Chronic pelvic pain (CPP) is characterised by a persistent discordance between symptom severity and identifiable structural pathology, frequently coexisting with lower urinary tract symptoms (LUTS) and bowel dysfunction. Conventional models that attribute pain primarily to peripheral or lesion-based pathology do not adequately explain this mismatch. Sacral neuromodulation (SNM) has demonstrated consistent efficacy across urinary, bowel, and pain domains; however, its mechanism of action in CPP remains incompletely defined. We hypothesised that SNM does not act as a primary analgesic intervention, but instead restores dysfunctional pelvic neural network activity, with pain relief emerging as a secondary consequence of functional recovery. This study aimed to evaluate this network-based mechanistic framework and its clinical implications.

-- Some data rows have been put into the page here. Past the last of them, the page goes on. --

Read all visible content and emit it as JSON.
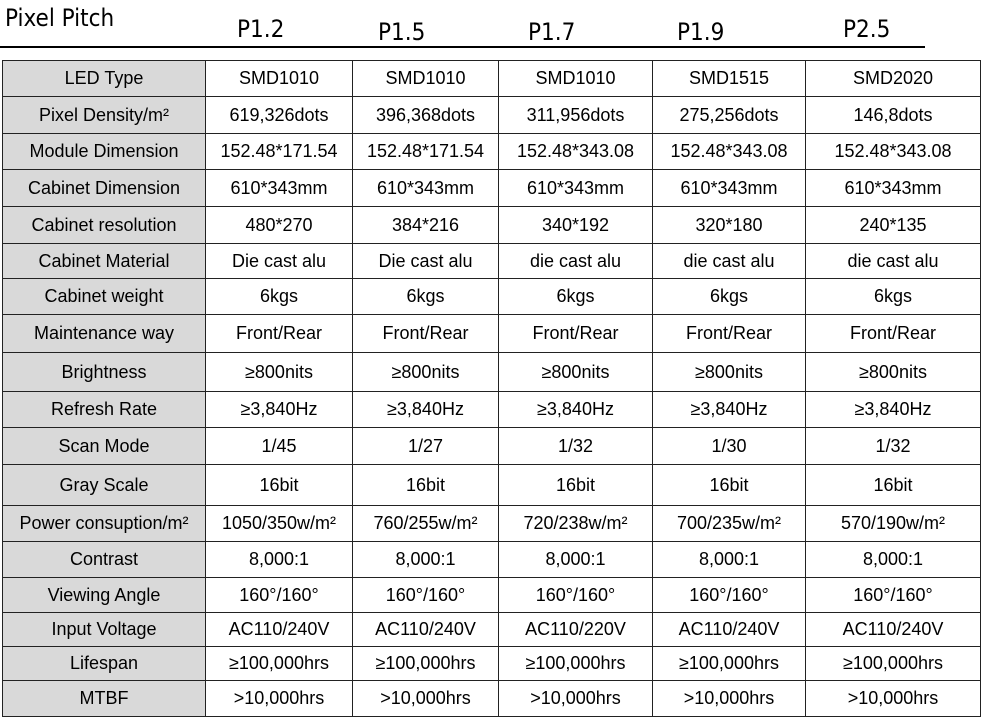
{
  "header": {
    "title": "Pixel Pitch",
    "models": [
      "P1.2",
      "P1.5",
      "P1.7",
      "P1.9",
      "P2.5"
    ]
  },
  "rows": [
    {
      "label": "LED Type",
      "values": [
        "SMD1010",
        "SMD1010",
        "SMD1010",
        "SMD1515",
        "SMD2020"
      ]
    },
    {
      "label": "Pixel Density/m²",
      "values": [
        "619,326dots",
        "396,368dots",
        "311,956dots",
        "275,256dots",
        "146,8dots"
      ]
    },
    {
      "label": "Module Dimension",
      "values": [
        "152.48*171.54",
        "152.48*171.54",
        "152.48*343.08",
        "152.48*343.08",
        "152.48*343.08"
      ]
    },
    {
      "label": "Cabinet Dimension",
      "values": [
        "610*343mm",
        "610*343mm",
        "610*343mm",
        "610*343mm",
        "610*343mm"
      ]
    },
    {
      "label": "Cabinet resolution",
      "values": [
        "480*270",
        "384*216",
        "340*192",
        "320*180",
        "240*135"
      ]
    },
    {
      "label": "Cabinet Material",
      "values": [
        "Die cast alu",
        "Die cast alu",
        "die cast alu",
        "die cast alu",
        "die cast alu"
      ]
    },
    {
      "label": "Cabinet weight",
      "values": [
        "6kgs",
        "6kgs",
        "6kgs",
        "6kgs",
        "6kgs"
      ]
    },
    {
      "label": "Maintenance way",
      "values": [
        "Front/Rear",
        "Front/Rear",
        "Front/Rear",
        "Front/Rear",
        "Front/Rear"
      ]
    },
    {
      "label": "Brightness",
      "values": [
        "≥800nits",
        "≥800nits",
        "≥800nits",
        "≥800nits",
        "≥800nits"
      ]
    },
    {
      "label": "Refresh Rate",
      "values": [
        "≥3,840Hz",
        "≥3,840Hz",
        "≥3,840Hz",
        "≥3,840Hz",
        "≥3,840Hz"
      ]
    },
    {
      "label": "Scan Mode",
      "values": [
        "1/45",
        "1/27",
        "1/32",
        "1/30",
        "1/32"
      ]
    },
    {
      "label": "Gray Scale",
      "values": [
        "16bit",
        "16bit",
        "16bit",
        "16bit",
        "16bit"
      ]
    },
    {
      "label": "Power consuption/m²",
      "values": [
        "1050/350w/m²",
        "760/255w/m²",
        "720/238w/m²",
        "700/235w/m²",
        "570/190w/m²"
      ]
    },
    {
      "label": "Contrast",
      "values": [
        "8,000:1",
        "8,000:1",
        "8,000:1",
        "8,000:1",
        "8,000:1"
      ]
    },
    {
      "label": "Viewing Angle",
      "values": [
        "160°/160°",
        "160°/160°",
        "160°/160°",
        "160°/160°",
        "160°/160°"
      ]
    },
    {
      "label": "Input Voltage",
      "values": [
        "AC110/240V",
        "AC110/240V",
        "AC110/220V",
        "AC110/240V",
        "AC110/240V"
      ]
    },
    {
      "label": "Lifespan",
      "values": [
        "≥100,000hrs",
        "≥100,000hrs",
        "≥100,000hrs",
        "≥100,000hrs",
        "≥100,000hrs"
      ]
    },
    {
      "label": "MTBF",
      "values": [
        ">10,000hrs",
        ">10,000hrs",
        ">10,000hrs",
        ">10,000hrs",
        ">10,000hrs"
      ]
    }
  ]
}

A structured narrative synthesis was conducted using evidence from international guidelines, systematic reviews, meta-analyses, and prospective and retrospective cohort studies evaluating SNM in CPP and related conditions, including bladder pain syndrome/interstitial cystitis and endometriosis. Outcomes were analysed across multiple domains, including pain, lower urinary tract function, bowel function, quality of life, and treatment durability. Particular emphasis was placed on identifying consistent patterns of response across symptom domains and on the temporal relationship between functional improvement and pain reduction.

Across heterogeneous CPP populations, SNM demonstrates consistent and reproducible multidomain therapeutic effects, with reported success rates ranging from 70–85%. Improvements in pain occur in parallel with restoration of pelvic organ function, including reductions in urinary urgency, frequency, voiding symptoms, and bowel symptoms, alongside improved quality of life. This synchronised response is observed across clinical phenotypes and appears largely independent of underlying structural pathology. Long-term studies demonstrate sustained benefit, including reduced analgesic use and improved functional status.
In endometriosis, persistence of pain despite apparently adequate surgical treatment, combined with responsiveness to SNM, challenges lesion-based models of pain. Similarly, in bladder pain syndrome, the dissociation between symptom severity and cystoscopic findings supports a functional rather than structural basis.

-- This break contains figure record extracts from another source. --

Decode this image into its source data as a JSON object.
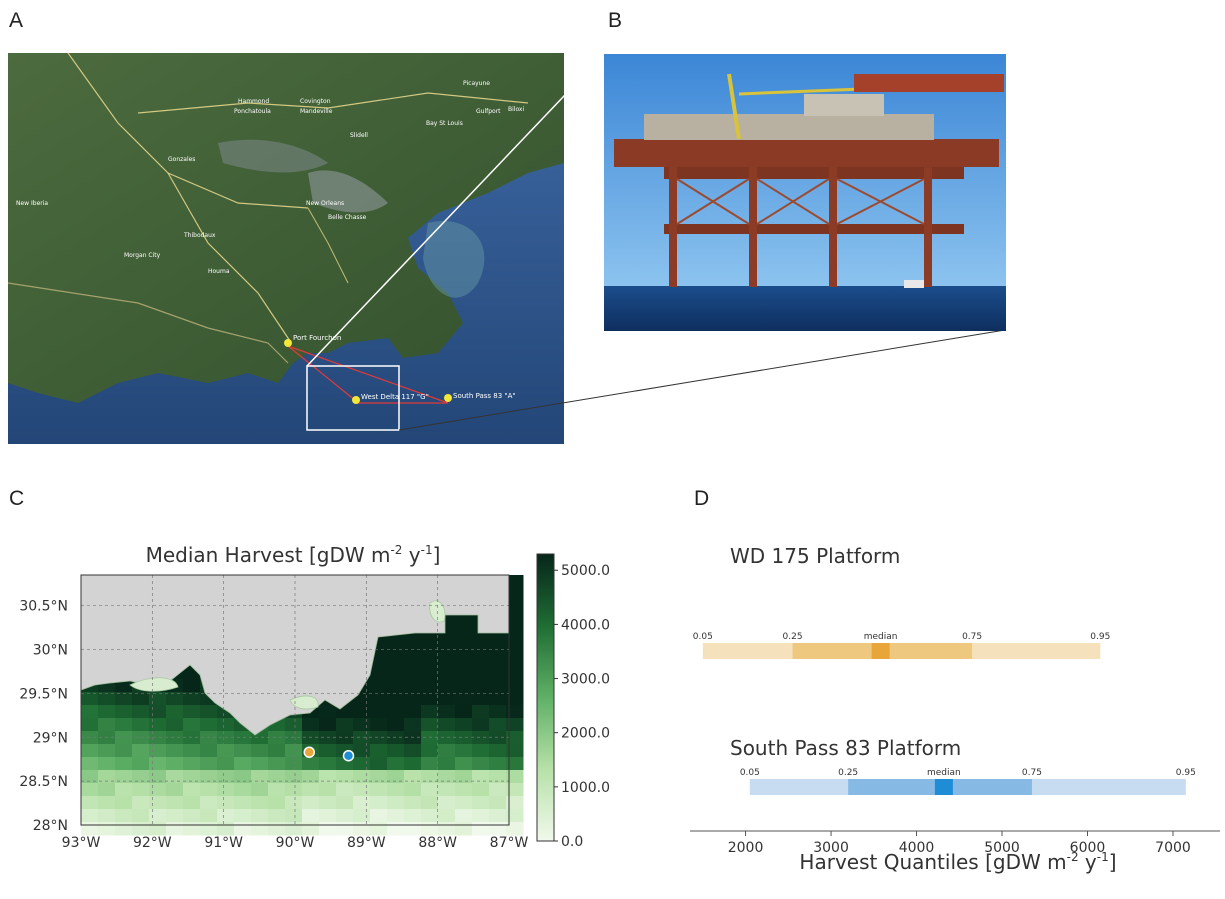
{
  "panels": {
    "a": {
      "letter": "A",
      "map_places": [
        "Picayune",
        "Hammond",
        "Covington",
        "Ponchatoula",
        "Mandeville",
        "Slidell",
        "Gulfport",
        "Biloxi",
        "Bay St Louis",
        "Gonzales",
        "New Orleans",
        "Belle Chasse",
        "New Iberia",
        "Thibodaux",
        "Morgan City",
        "Houma"
      ],
      "sites": {
        "port": "Port Fourchon",
        "west_delta": "West Delta 117 \"G\"",
        "south_pass": "South Pass 83 \"A\""
      }
    },
    "b": {
      "letter": "B"
    },
    "c": {
      "letter": "C"
    },
    "d": {
      "letter": "D"
    }
  },
  "colors": {
    "orange": "#e8a53a",
    "orange_light": "#f5e2bd",
    "orange_mid": "#eec87e",
    "blue": "#1f8dd6",
    "blue_light": "#c7dcf1",
    "blue_mid": "#86b9e4",
    "land": "#d3d3d3",
    "water_map": "#2b4f86"
  },
  "chart_data": [
    {
      "type": "heatmap",
      "title_main": "Median Harvest [gDW m",
      "title_sup1": "-2",
      "title_mid": " y",
      "title_sup2": "-1",
      "title_end": "]",
      "x_ticks": [
        {
          "value": -93,
          "label": "93°W"
        },
        {
          "value": -92,
          "label": "92°W"
        },
        {
          "value": -91,
          "label": "91°W"
        },
        {
          "value": -90,
          "label": "90°W"
        },
        {
          "value": -89,
          "label": "89°W"
        },
        {
          "value": -88,
          "label": "88°W"
        },
        {
          "value": -87,
          "label": "87°W"
        }
      ],
      "y_ticks": [
        {
          "value": 28.0,
          "label": "28°N"
        },
        {
          "value": 28.5,
          "label": "28.5°N"
        },
        {
          "value": 29.0,
          "label": "29°N"
        },
        {
          "value": 29.5,
          "label": "29.5°N"
        },
        {
          "value": 30.0,
          "label": "30°N"
        },
        {
          "value": 30.5,
          "label": "30.5°N"
        }
      ],
      "xlim": [
        -93,
        -87
      ],
      "ylim": [
        28.0,
        30.85
      ],
      "colorbar": {
        "range": [
          0,
          5300
        ],
        "ticks": [
          {
            "value": 0,
            "label": "0.0"
          },
          {
            "value": 1000,
            "label": "1000.0"
          },
          {
            "value": 2000,
            "label": "2000.0"
          },
          {
            "value": 3000,
            "label": "3000.0"
          },
          {
            "value": 4000,
            "label": "4000.0"
          },
          {
            "value": 5000,
            "label": "5000.0"
          }
        ]
      },
      "grid": true,
      "sites": [
        {
          "lon": -89.8,
          "lat": 28.83,
          "color": "#e8a53a"
        },
        {
          "lon": -89.25,
          "lat": 28.79,
          "color": "#1f8dd6"
        }
      ]
    },
    {
      "type": "boxplot-quantiles",
      "xlabel_main": "Harvest Quantiles [gDW m",
      "xlabel_sup1": "-2",
      "xlabel_mid": " y",
      "xlabel_sup2": "-1",
      "xlabel_end": "]",
      "xlim": [
        1350,
        7550
      ],
      "x_ticks": [
        2000,
        3000,
        4000,
        5000,
        6000,
        7000
      ],
      "series": [
        {
          "name": "WD 175 Platform",
          "q05": 1500,
          "q25": 2550,
          "median": 3580,
          "q75": 4650,
          "q95": 6150,
          "labels": {
            "q05": "0.05",
            "q25": "0.25",
            "median": "median",
            "q75": "0.75",
            "q95": "0.95"
          }
        },
        {
          "name": "South Pass 83 Platform",
          "q05": 2050,
          "q25": 3200,
          "median": 4320,
          "q75": 5350,
          "q95": 7150,
          "labels": {
            "q05": "0.05",
            "q25": "0.25",
            "median": "median",
            "q75": "0.75",
            "q95": "0.95"
          }
        }
      ]
    }
  ]
}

The observed consistency of multidomain improvement suggests that the effects of SNM in CPP are not isolated to pain modulation but reflect restoration of integrated pelvic organ function. The parallel improvement in urinary, bowel, and pain symptoms, together with the lack of correlation between symptom severity and structural pathology, supports a functional rather than lesion-based mechanism. Across conditions such as endometriosis and bladder pain syndrome, these patterns indicate that treatment response is more closely related to underlying neural network integrity than to identifiable anatomical abnormalities. This interpretation provides a mechanistic explanation for the variability reported across studies and reinforces the importance of considering CPP as a disorder of dysregulated pelvic neural networks.

SNM in CPP should be conceptualised as a neuromodulatory intervention that restores dysfunctional pelvic neural networks, with pain relief occurring through restoration of pelvic organ function rather than direct analgesia. This framework challenges the prevailing structure-based paradigm of pelvic pain and supports a shift toward function-oriented, phenotype-driven patient selection. By linking mechanism to clinical response, this model offers a coherent and clinically actionable approach to integrating SNM into the management of complex pelvic pain syndromes and may help explain variability in treatment outcomes across heterogeneous populations.